I've asked Sustainable OKC and Transition Town OKC to sponsor the project. I'll be purchasing the plants and materials; Randy will be providing the education, and I hope that Sustainable OKC / TTOKC will help with promotion, taking registrations, and providing a videographer. Since the Permablitz will be pretty limited in space, we'll probably limit the class size to 8 or 10 people. So far, interest seems high - the blitz may fill up fast. I also hope that we can make a short documentary out of the project and post it online.

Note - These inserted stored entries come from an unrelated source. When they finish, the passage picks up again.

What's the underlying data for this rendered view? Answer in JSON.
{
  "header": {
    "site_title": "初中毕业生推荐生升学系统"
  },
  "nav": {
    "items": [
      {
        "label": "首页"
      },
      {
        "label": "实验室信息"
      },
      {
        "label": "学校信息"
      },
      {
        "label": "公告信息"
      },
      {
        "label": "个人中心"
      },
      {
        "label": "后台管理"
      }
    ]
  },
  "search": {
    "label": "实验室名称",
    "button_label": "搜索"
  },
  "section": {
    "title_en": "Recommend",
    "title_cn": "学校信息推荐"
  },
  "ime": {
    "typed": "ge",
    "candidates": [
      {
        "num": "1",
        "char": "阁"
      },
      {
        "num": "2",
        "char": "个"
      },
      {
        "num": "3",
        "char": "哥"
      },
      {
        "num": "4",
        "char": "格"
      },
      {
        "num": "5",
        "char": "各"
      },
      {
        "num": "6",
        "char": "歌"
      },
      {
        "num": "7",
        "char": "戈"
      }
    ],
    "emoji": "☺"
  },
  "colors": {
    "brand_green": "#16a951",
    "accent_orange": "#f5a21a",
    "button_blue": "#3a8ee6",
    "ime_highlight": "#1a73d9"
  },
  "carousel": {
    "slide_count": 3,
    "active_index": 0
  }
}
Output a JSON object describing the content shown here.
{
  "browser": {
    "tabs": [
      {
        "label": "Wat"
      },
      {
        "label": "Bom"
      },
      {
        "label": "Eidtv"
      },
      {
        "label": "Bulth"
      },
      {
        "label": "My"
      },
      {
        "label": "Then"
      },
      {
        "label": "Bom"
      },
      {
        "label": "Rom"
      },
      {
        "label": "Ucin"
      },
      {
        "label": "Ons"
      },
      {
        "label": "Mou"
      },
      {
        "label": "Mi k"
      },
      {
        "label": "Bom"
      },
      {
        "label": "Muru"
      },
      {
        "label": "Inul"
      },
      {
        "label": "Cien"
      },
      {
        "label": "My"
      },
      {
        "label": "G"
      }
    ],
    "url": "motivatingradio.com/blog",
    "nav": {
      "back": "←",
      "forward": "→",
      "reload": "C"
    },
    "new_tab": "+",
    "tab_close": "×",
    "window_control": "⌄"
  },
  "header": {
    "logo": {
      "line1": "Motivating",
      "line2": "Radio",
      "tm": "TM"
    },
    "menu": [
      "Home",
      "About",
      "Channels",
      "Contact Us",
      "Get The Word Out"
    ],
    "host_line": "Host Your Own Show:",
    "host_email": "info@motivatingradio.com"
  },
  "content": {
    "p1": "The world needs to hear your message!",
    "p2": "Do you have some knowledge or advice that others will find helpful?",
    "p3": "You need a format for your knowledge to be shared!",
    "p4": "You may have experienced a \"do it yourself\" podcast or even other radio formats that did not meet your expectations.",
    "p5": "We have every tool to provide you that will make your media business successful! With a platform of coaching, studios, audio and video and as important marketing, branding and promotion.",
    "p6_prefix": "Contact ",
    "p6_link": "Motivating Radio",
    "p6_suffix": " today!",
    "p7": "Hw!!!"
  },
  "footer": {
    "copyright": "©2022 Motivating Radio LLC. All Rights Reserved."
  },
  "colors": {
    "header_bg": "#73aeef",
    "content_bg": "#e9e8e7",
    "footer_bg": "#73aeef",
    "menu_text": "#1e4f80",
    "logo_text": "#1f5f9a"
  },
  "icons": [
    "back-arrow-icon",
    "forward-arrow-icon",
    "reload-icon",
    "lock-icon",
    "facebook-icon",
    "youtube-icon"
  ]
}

I'm terribly excited! I've wanted to transform that area for years, and this seems an opportune time. I purchased way more watermelon/squash varieties than my back garden can hold - Desert King and Orangeglo watermelons, a Chanterais melon, and Butternut and Black Futsu squashes. I need somewhere to put them all. Can't wait till April!


Mia @ agoodhuman said...

Sounds fantastic. I wish I could be there. Make sure you post some before and after photos.

ThinkLady said...

I'm excited too! And I think this could really help raise the awareness for so many on how to do similar projects in their yards, neighborhood and community Good on ya!

Anonymous said...

Wow! Cool! Who should I contact if I want to try and grab one of those 8-10 spots?

Peak Oil Hausfrau said...

Anon - Details coming soon! We still have to set up the registration process.

Mia - We plan to!

Sharlene T. said...

Sounds like a great idea! I've been noticing alot of urban housing developments are offering land around their parking lots for residents to plant and maintain mini-gardens. It becomes very communal and people are actually getting to know their neighbors in the process. Lots of luck and, yes, don't forget to post pictures.

Anonymous said...

Where will you get your pears?

sv koho said...

Sounds like a great project hausfrau. We await pictures and I would assume in your hot Midwest climate, you will need mulch. Also consider terra preta charcoal additions. I have had much improved tilth and productivity using real charcoal in our raised beds. Hope your neighbors get encouraged.

Anonymous said...

I'm intrigued with what you're going to do with the day lily flowers? I knew they were edible, but their use always seems a! I'd be interested to know if you have any plans for them as I'm trying to 'edibly landscape' our front garden in the UK.
I'm looking forward to the before and after photos too- sounds a fun day.


Peak Oil Hausfrau said...

Hazel - My goal with the daylilies is to help beautify the area - make it attractive to the neighbors - edibility being second. Daylilies are pretty drought tolerant so we won't have to water them much either.

Peak Oil Hausfrau said...

Anon - Probably get pear trees from Horn Seed or Burnt Ridge nursery.